Monday, September 3, 2012

Better Off?

The Hill reports:
Maryland Gov. Martin O’Malley (D) on Monday said the country was “clearly” better off than four years ago, walking back remarks he made this weekend.
“We are clearly better off as a country, because we are now creating jobs rather than losing jobs,” said O’Malley on CNN’s “Starting Point.” “We have not recovered all that we lost in the Bush recession,” he added.
O’Malley’s comments came after Republicans seized on a remark he made on Sunday saying that voters were not better off.
O’Malley was asked by CBS host Bob Schieffer on “Face the Nation” if he could “honestly say that people are better off today than they were four years ago.”
“No,” replied O’Malley, a prominent Obama surrogate, “but that’s not the question of this election.
“Without a doubt, we are not as well-off as we were before George Bush brought us the Bush job losses," O'Malley had added.
At The New Republic, Timothy Noah writes that most people are worse off:
Median household income losses between June 2009 and June 2012 occurred for nearly every conceivable demographic group. Family households lost 4.7 percent. Nonfamily households (i.e., people who live alone) lost 7.5 percent.
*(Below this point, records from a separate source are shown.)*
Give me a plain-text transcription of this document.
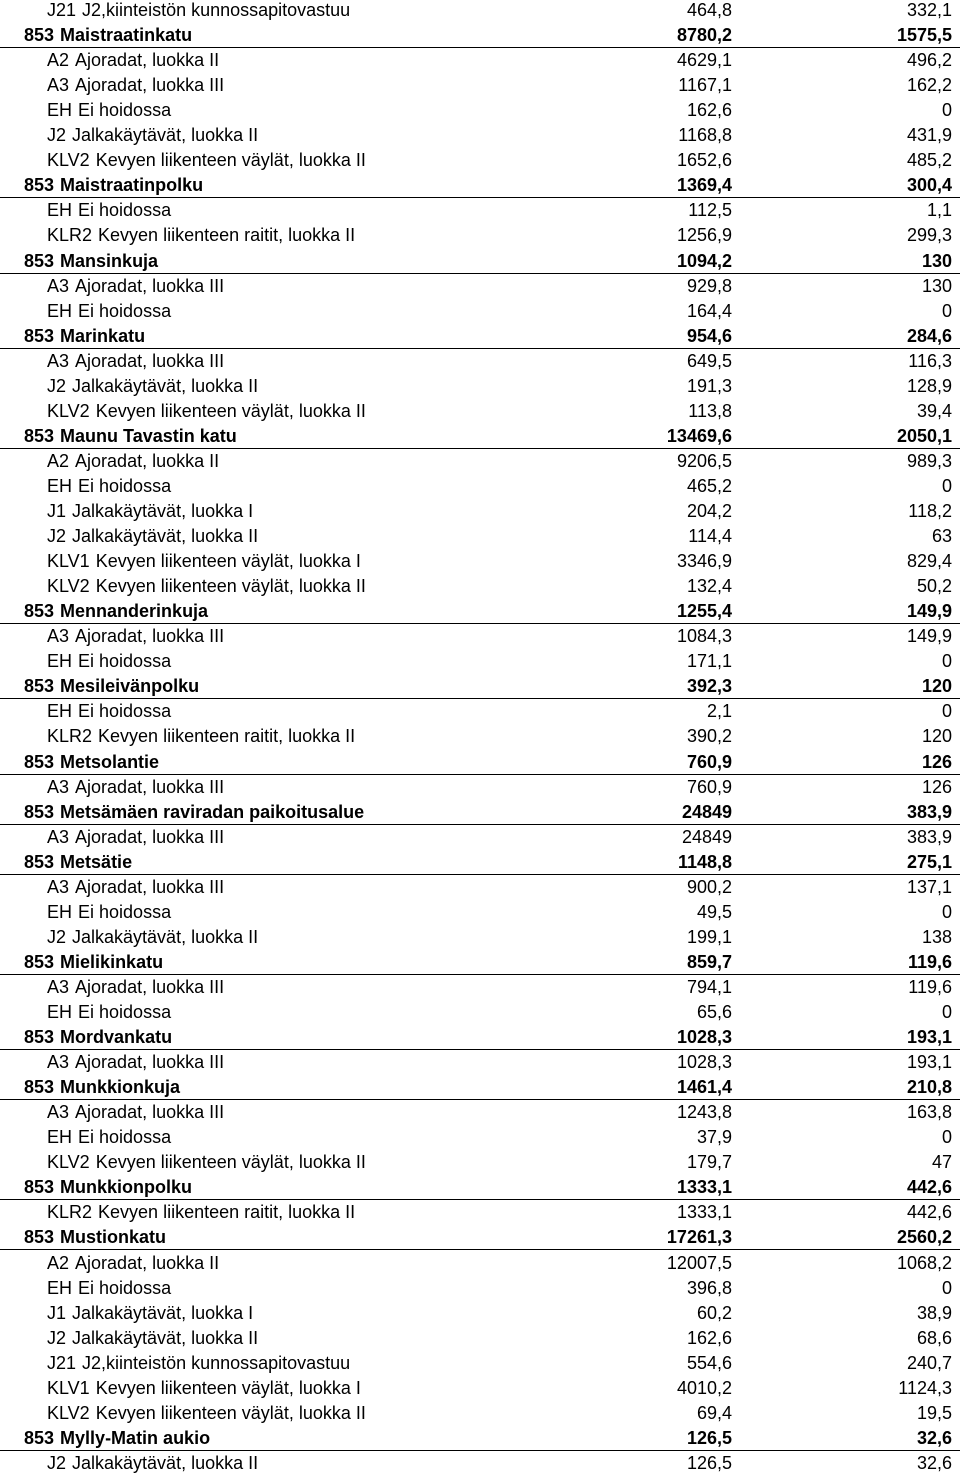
J21 J2,kiinteistön kunnossapitovastuu	464,8	332,1
853 Maistraatinkatu	8780,2	1575,5
A2 Ajoradat, luokka II	4629,1	496,2
A3 Ajoradat, luokka III	1167,1	162,2
EH Ei hoidossa	162,6	0
J2 Jalkakäytävät, luokka II	1168,8	431,9
KLV2 Kevyen liikenteen väylät, luokka II	1652,6	485,2
853 Maistraatinpolku	1369,4	300,4
EH Ei hoidossa	112,5	1,1
KLR2 Kevyen liikenteen raitit, luokka II	1256,9	299,3
853 Mansinkuja	1094,2	130
A3 Ajoradat, luokka III	929,8	130
EH Ei hoidossa	164,4	0
853 Marinkatu	954,6	284,6
A3 Ajoradat, luokka III	649,5	116,3
J2 Jalkakäytävät, luokka II	191,3	128,9
KLV2 Kevyen liikenteen väylät, luokka II	113,8	39,4
853 Maunu Tavastin katu	13469,6	2050,1
A2 Ajoradat, luokka II	9206,5	989,3
EH Ei hoidossa	465,2	0
J1 Jalkakäytävät, luokka I	204,2	118,2
J2 Jalkakäytävät, luokka II	114,4	63
KLV1 Kevyen liikenteen väylät, luokka I	3346,9	829,4
KLV2 Kevyen liikenteen väylät, luokka II	132,4	50,2
853 Mennanderinkuja	1255,4	149,9
A3 Ajoradat, luokka III	1084,3	149,9
EH Ei hoidossa	171,1	0
853 Mesileivänpolku	392,3	120
EH Ei hoidossa	2,1	0
KLR2 Kevyen liikenteen raitit, luokka II	390,2	120
853 Metsolantie	760,9	126
A3 Ajoradat, luokka III	760,9	126
853 Metsämäen raviradan paikoitusalue	24849	383,9
A3 Ajoradat, luokka III	24849	383,9
853 Metsätie	1148,8	275,1
A3 Ajoradat, luokka III	900,2	137,1
EH Ei hoidossa	49,5	0
J2 Jalkakäytävät, luokka II	199,1	138
853 Mielikinkatu	859,7	119,6
A3 Ajoradat, luokka III	794,1	119,6
EH Ei hoidossa	65,6	0
853 Mordvankatu	1028,3	193,1
A3 Ajoradat, luokka III	1028,3	193,1
853 Munkkionkuja	1461,4	210,8
A3 Ajoradat, luokka III	1243,8	163,8
EH Ei hoidossa	37,9	0
KLV2 Kevyen liikenteen väylät, luokka II	179,7	47
853 Munkkionpolku	1333,1	442,6
KLR2 Kevyen liikenteen raitit, luokka II	1333,1	442,6
853 Mustionkatu	17261,3	2560,2
A2 Ajoradat, luokka II	12007,5	1068,2
EH Ei hoidossa	396,8	0
J1 Jalkakäytävät, luokka I	60,2	38,9
J2 Jalkakäytävät, luokka II	162,6	68,6
J21 J2,kiinteistön kunnossapitovastuu	554,6	240,7
KLV1 Kevyen liikenteen väylät, luokka I	4010,2	1124,3
KLV2 Kevyen liikenteen väylät, luokka II	69,4	19,5
853 Mylly-Matin aukio	126,5	32,6
J2 Jalkakäytävät, luokka II	126,5	32,6
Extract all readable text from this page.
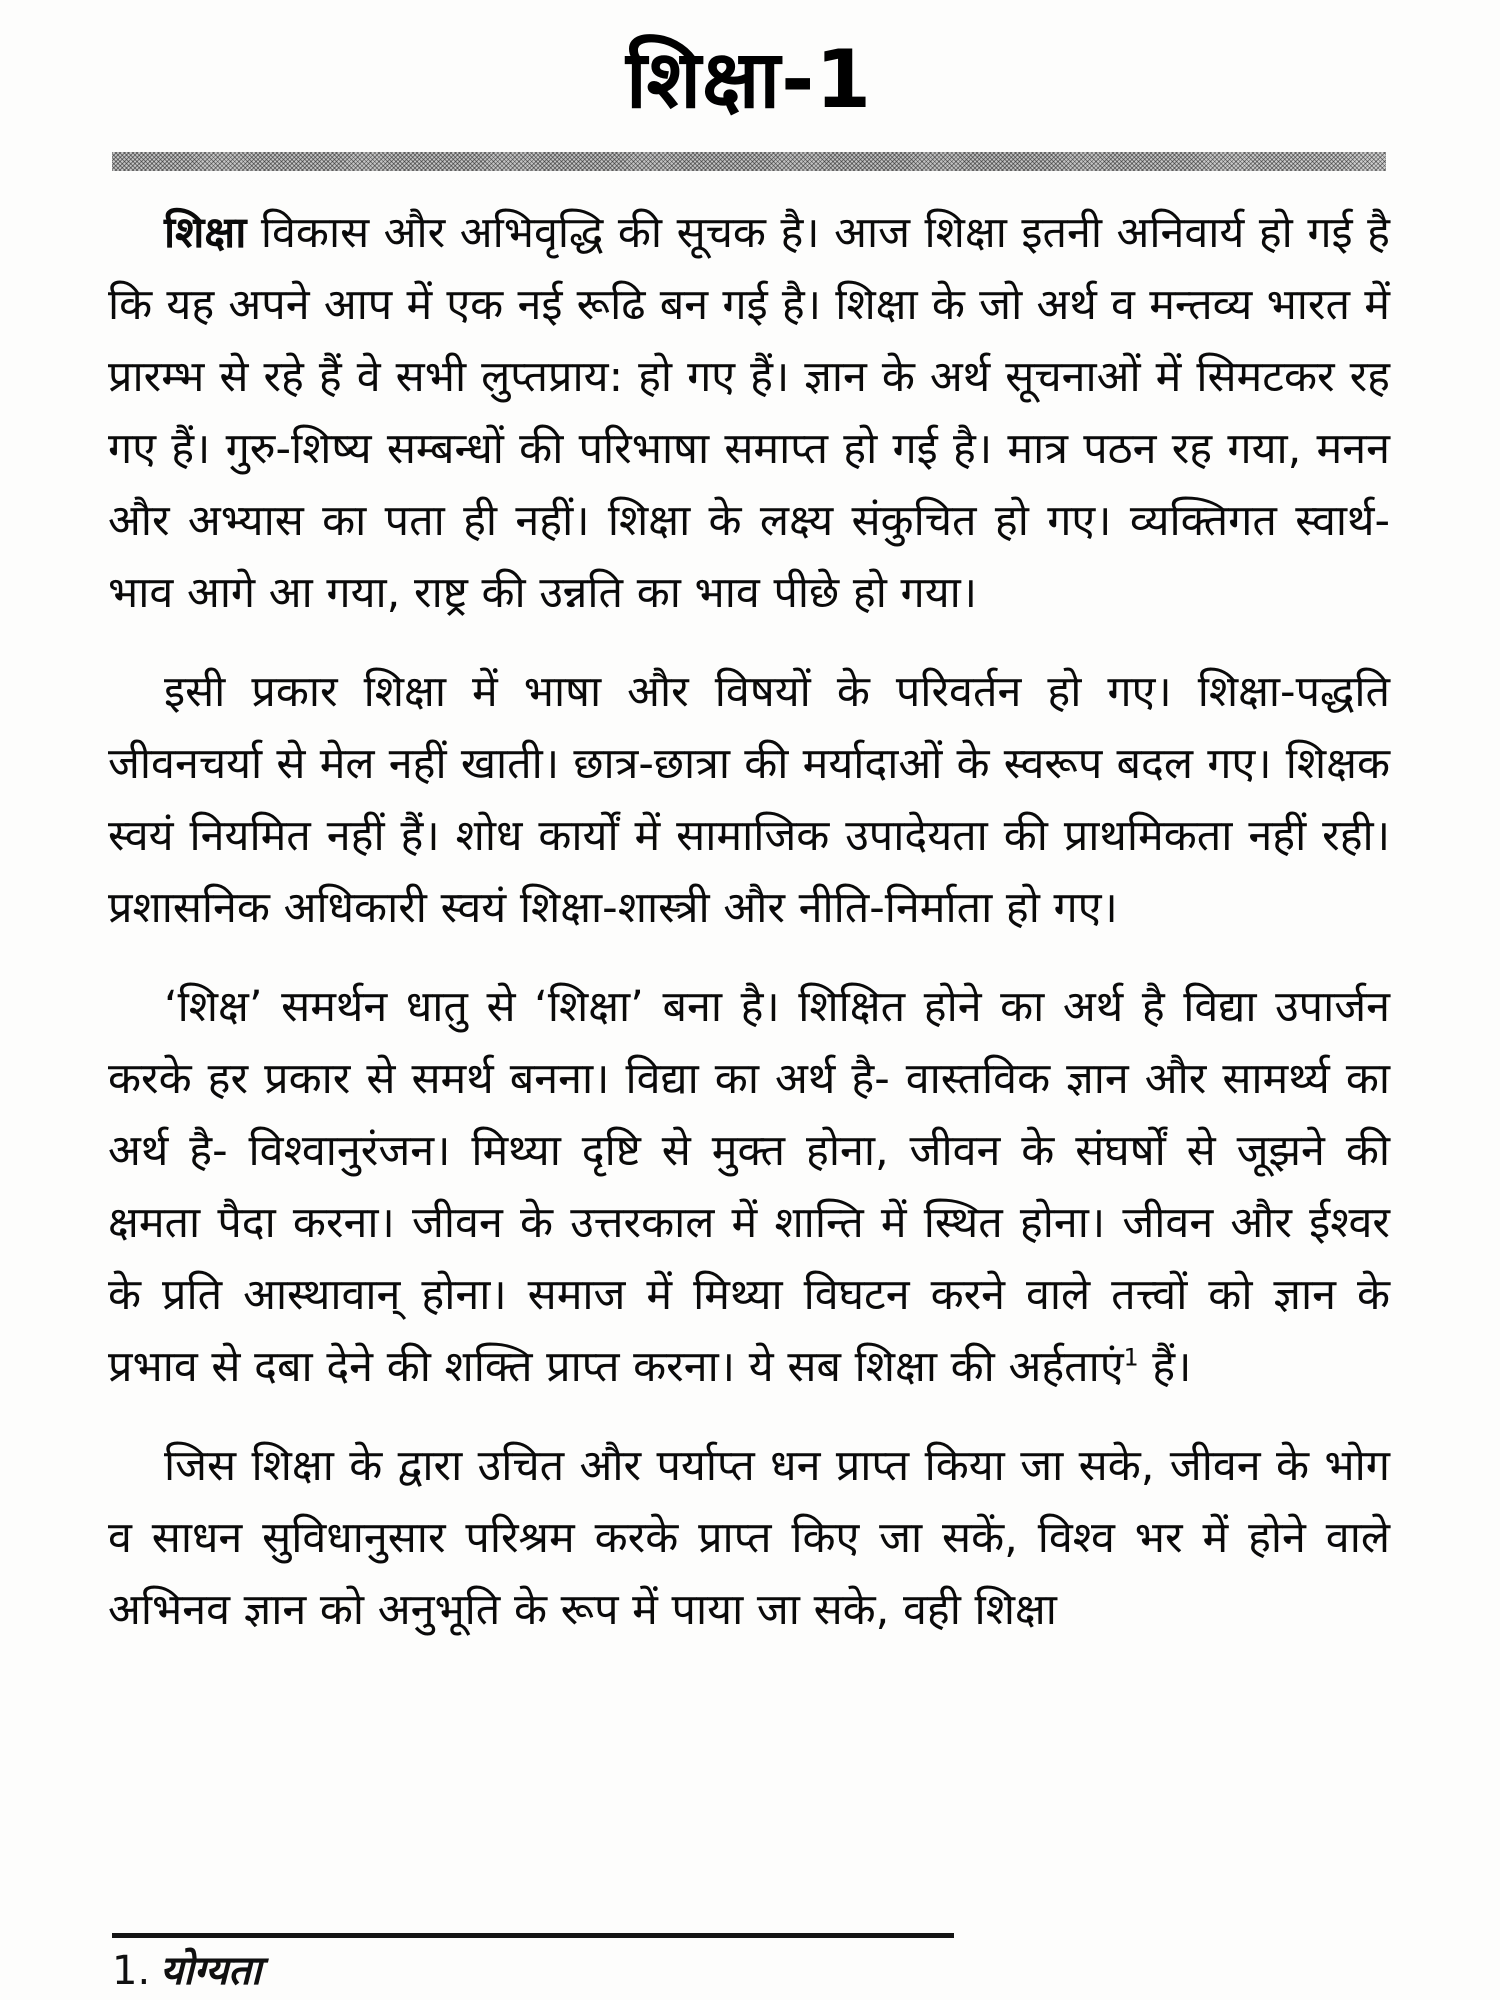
शिक्षा-1

शिक्षा विकास और अभिवृद्धि की सूचक है। आज शिक्षा इतनी अनिवार्य हो गई है कि यह अपने आप में एक नई रूढि बन गई है। शिक्षा के जो अर्थ व मन्तव्य भारत में प्रारम्भ से रहे हैं वे सभी लुप्तप्राय: हो गए हैं। ज्ञान के अर्थ सूचनाओं में सिमटकर रह गए हैं। गुरु-शिष्य सम्बन्धों की परिभाषा समाप्त हो गई है। मात्र पठन रह गया, मनन और अभ्यास का पता ही नहीं। शिक्षा के लक्ष्य संकुचित हो गए। व्यक्तिगत स्वार्थ-भाव आगे आ गया, राष्ट्र की उन्नति का भाव पीछे हो गया।

इसी प्रकार शिक्षा में भाषा और विषयों के परिवर्तन हो गए। शिक्षा-पद्धति जीवनचर्या से मेल नहीं खाती। छात्र-छात्रा की मर्यादाओं के स्वरूप बदल गए। शिक्षक स्वयं नियमित नहीं हैं। शोध कार्यों में सामाजिक उपादेयता की प्राथमिकता नहीं रही। प्रशासनिक अधिकारी स्वयं शिक्षा-शास्त्री और नीति-निर्माता हो गए।

‘शिक्ष’ समर्थन धातु से ‘शिक्षा’ बना है। शिक्षित होने का अर्थ है विद्या उपार्जन करके हर प्रकार से समर्थ बनना। विद्या का अर्थ है- वास्तविक ज्ञान और सामर्थ्य का अर्थ है- विश्वानुरंजन। मिथ्या दृष्टि से मुक्त होना, जीवन के संघर्षों से जूझने की क्षमता पैदा करना। जीवन के उत्तरकाल में शान्ति में स्थित होना। जीवन और ईश्वर के प्रति आस्थावान् होना। समाज में मिथ्या विघटन करने वाले तत्त्वों को ज्ञान के प्रभाव से दबा देने की शक्ति प्राप्त करना। ये सब शिक्षा की अर्हताएं$^1$ हैं।

जिस शिक्षा के द्वारा उचित और पर्याप्त धन प्राप्त किया जा सके, जीवन के भोग व साधन सुविधानुसार परिश्रम करके प्राप्त किए जा सकें, विश्व भर में होने वाले अभिनव ज्ञान को अनुभूति के रूप में पाया जा सके, वही शिक्षा

1. योग्यता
Men who live alone did very badly; they lost 9.4 percent. Households headed by African-Americans did even worse; they lost 11.1 percent. Married-couple households weathered the, um, recovery better than others, but still lost 3.6 percent. Weirdly, two-earner households lost more income (5.9 percent) than one-earner households (4 percent), perhaps because they started out with more income to lose. Households headed by full-time workers lost 5.1 percent. Households headed by private-sector workers lost 4.5 percent, while households headed by government workers lost 3.5 percent.